Preferisce così, si conosce e sa che se avesse per le mani più soldi
potrebbe ricadere in tentazione. Andreas, infatti, era caduto nella
trappola della dipendenza da stupefacenti per scacciare i postumi di
una grave malattia. Poi ne è uscito.
E ora gira alla larga dal mondo della droga. Lavora regolarmente. Ha la
passione per la musica e scarica lo stress quotidiano facendo lunghe
corse nei boschi. Ma si sente ancora vulnerabile e sa che basterebbe
poco per ricascarci.

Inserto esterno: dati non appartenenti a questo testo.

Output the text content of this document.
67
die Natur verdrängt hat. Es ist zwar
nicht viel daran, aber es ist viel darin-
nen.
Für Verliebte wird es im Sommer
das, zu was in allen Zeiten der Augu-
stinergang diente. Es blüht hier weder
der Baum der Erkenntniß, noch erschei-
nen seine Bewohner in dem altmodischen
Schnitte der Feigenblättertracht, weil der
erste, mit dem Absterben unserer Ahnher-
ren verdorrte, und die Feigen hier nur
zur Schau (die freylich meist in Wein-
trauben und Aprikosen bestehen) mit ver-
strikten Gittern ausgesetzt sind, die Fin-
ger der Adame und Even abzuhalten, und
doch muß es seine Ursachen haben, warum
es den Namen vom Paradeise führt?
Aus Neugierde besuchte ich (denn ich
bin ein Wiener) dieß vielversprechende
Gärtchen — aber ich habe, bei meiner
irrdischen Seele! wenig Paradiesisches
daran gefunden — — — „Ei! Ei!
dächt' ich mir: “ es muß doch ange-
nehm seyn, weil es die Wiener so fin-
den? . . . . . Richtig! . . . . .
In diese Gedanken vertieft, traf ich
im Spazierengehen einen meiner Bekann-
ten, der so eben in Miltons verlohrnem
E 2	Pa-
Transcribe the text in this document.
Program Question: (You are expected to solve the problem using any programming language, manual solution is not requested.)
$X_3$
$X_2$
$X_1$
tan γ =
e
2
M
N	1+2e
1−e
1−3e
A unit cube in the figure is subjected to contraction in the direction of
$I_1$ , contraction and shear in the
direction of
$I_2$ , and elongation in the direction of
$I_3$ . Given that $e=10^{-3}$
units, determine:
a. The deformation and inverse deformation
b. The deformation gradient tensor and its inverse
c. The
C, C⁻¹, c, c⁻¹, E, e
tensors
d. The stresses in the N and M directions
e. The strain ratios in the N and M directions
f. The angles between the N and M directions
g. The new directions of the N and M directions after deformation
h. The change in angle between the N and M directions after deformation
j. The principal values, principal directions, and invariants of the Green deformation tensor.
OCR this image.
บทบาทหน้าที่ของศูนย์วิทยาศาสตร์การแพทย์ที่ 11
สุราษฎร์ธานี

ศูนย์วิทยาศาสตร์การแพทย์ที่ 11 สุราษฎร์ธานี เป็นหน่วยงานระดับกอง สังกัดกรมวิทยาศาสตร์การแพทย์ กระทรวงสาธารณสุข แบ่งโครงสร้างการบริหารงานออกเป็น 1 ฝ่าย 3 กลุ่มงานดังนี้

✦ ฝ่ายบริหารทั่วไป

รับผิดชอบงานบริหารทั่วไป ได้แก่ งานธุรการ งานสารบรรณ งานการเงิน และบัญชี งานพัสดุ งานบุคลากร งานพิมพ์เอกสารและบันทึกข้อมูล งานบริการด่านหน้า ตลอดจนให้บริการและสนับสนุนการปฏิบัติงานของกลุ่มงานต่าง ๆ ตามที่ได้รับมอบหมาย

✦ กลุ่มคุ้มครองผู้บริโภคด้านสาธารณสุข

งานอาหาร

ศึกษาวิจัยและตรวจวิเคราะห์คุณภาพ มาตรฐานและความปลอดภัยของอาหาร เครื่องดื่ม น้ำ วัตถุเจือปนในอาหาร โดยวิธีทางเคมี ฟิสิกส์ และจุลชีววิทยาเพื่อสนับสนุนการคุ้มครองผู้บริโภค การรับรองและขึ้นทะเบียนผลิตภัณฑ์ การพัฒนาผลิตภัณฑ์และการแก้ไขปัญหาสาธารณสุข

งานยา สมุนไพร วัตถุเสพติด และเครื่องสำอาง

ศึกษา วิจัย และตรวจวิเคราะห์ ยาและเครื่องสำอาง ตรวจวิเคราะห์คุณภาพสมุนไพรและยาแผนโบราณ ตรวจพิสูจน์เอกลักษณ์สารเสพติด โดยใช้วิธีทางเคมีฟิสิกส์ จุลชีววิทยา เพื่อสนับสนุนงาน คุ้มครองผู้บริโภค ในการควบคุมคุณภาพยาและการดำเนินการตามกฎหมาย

Così si è costruito una rete di appoggio con le
opportunità offerte dai servizi sociali.
Una rete di cui fa parte anche
il curatore, un professore in pensione che potrebbe essere
suo padre, che lo aiuta a
fare la dichiarazione fiscale, si occupa degli ordini permanenti per
l'affitto e le assicurazioni. Amministra le sue entrate e le sue
uscite, insomma. « Discutiamo quando ci sono delle spese
supplementari, fissiamo assieme il budget per le vacanze - precisa
Andreas - In definitiva abbiamo stabilito un buon rapporto... anche se
lui è un tipo piuttosto severo e talvolta anche brusco. Ma è giusto
così, non è il mio assistente sociale e neppure il mio psicologo! ».